Je travaille peu ce matin. Je regarde par-dessus mes toits élégamment courbes des angles, je regarde l’été approfondissant le rectangle bleu qui m’appartient dans le Ciel, par droit de locataire, à Pei-king. Je regarde mon lotus dans la grande vasque où devraient en bonne coutume nager des poissons compliqués ; et, par désœuvrement, je mesure, je jauge, à la course de mon ombre oblique s’approchant de l’axe des bâtiments majeurs, quelle est l’heure, marquée par le jour, à cet instant que voici.
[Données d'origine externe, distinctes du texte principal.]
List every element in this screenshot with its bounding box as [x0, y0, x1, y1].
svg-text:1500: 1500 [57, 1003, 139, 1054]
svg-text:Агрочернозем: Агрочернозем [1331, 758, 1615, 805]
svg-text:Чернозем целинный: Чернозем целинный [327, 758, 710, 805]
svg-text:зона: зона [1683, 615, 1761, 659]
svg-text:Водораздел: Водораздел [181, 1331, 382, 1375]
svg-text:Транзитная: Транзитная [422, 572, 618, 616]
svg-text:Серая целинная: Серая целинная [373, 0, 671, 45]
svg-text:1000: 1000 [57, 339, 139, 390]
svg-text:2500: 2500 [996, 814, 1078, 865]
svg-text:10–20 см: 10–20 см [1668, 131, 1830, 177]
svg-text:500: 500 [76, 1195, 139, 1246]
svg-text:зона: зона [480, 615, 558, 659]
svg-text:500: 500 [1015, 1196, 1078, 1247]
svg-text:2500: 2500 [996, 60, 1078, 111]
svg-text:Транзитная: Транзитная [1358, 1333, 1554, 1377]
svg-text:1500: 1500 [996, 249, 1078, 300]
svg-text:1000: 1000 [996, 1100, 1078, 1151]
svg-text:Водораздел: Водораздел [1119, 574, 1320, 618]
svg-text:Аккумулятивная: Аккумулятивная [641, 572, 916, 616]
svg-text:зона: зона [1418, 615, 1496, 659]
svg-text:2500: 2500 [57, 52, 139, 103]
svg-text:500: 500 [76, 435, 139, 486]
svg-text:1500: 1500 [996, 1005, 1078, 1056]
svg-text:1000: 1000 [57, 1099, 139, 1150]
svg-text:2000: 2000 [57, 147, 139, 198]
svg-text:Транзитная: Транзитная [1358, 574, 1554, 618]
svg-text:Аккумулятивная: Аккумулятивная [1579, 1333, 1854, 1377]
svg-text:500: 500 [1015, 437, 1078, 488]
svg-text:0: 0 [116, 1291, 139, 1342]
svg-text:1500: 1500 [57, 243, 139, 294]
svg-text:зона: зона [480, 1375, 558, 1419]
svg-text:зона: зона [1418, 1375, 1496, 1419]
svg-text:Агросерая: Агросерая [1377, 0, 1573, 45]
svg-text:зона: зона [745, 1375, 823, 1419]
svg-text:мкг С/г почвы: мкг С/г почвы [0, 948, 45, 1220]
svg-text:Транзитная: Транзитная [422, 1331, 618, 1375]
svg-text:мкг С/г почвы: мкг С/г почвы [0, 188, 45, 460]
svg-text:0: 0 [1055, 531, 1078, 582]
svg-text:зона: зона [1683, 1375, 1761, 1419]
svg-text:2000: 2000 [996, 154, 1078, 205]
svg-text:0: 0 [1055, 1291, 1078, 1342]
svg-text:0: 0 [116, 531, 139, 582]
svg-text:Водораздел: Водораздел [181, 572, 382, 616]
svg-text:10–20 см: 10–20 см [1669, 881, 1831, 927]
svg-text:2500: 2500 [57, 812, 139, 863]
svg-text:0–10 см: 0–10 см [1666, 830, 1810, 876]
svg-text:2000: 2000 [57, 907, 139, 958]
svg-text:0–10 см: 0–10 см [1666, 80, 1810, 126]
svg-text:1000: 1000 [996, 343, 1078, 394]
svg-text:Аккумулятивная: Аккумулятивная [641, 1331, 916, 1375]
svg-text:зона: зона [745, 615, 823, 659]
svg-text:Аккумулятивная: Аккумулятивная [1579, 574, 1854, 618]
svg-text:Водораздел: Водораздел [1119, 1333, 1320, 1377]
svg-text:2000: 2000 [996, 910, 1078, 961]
Et quand l’ombre de mon corps se confond exactement en cet axe, je sens à travers moi qu’il est midi vrai au méridien du lieu que j’habite, où je suis planté, sur les dalles pénétrées de lumière, dans la cuve quadrangulaire de la cour qui est mon Palais à moi !

… C’est à ce moment juste qu’il revient une seconde fois. Mais point seul : trois jeunes élégants l’accompagnent. Il présente :

— Messieurs Tie-leang, Leang-tch’en et Ngo-ko…

Parfait ! Tous mandchous : ces noms à deux caractères ne trompent pas.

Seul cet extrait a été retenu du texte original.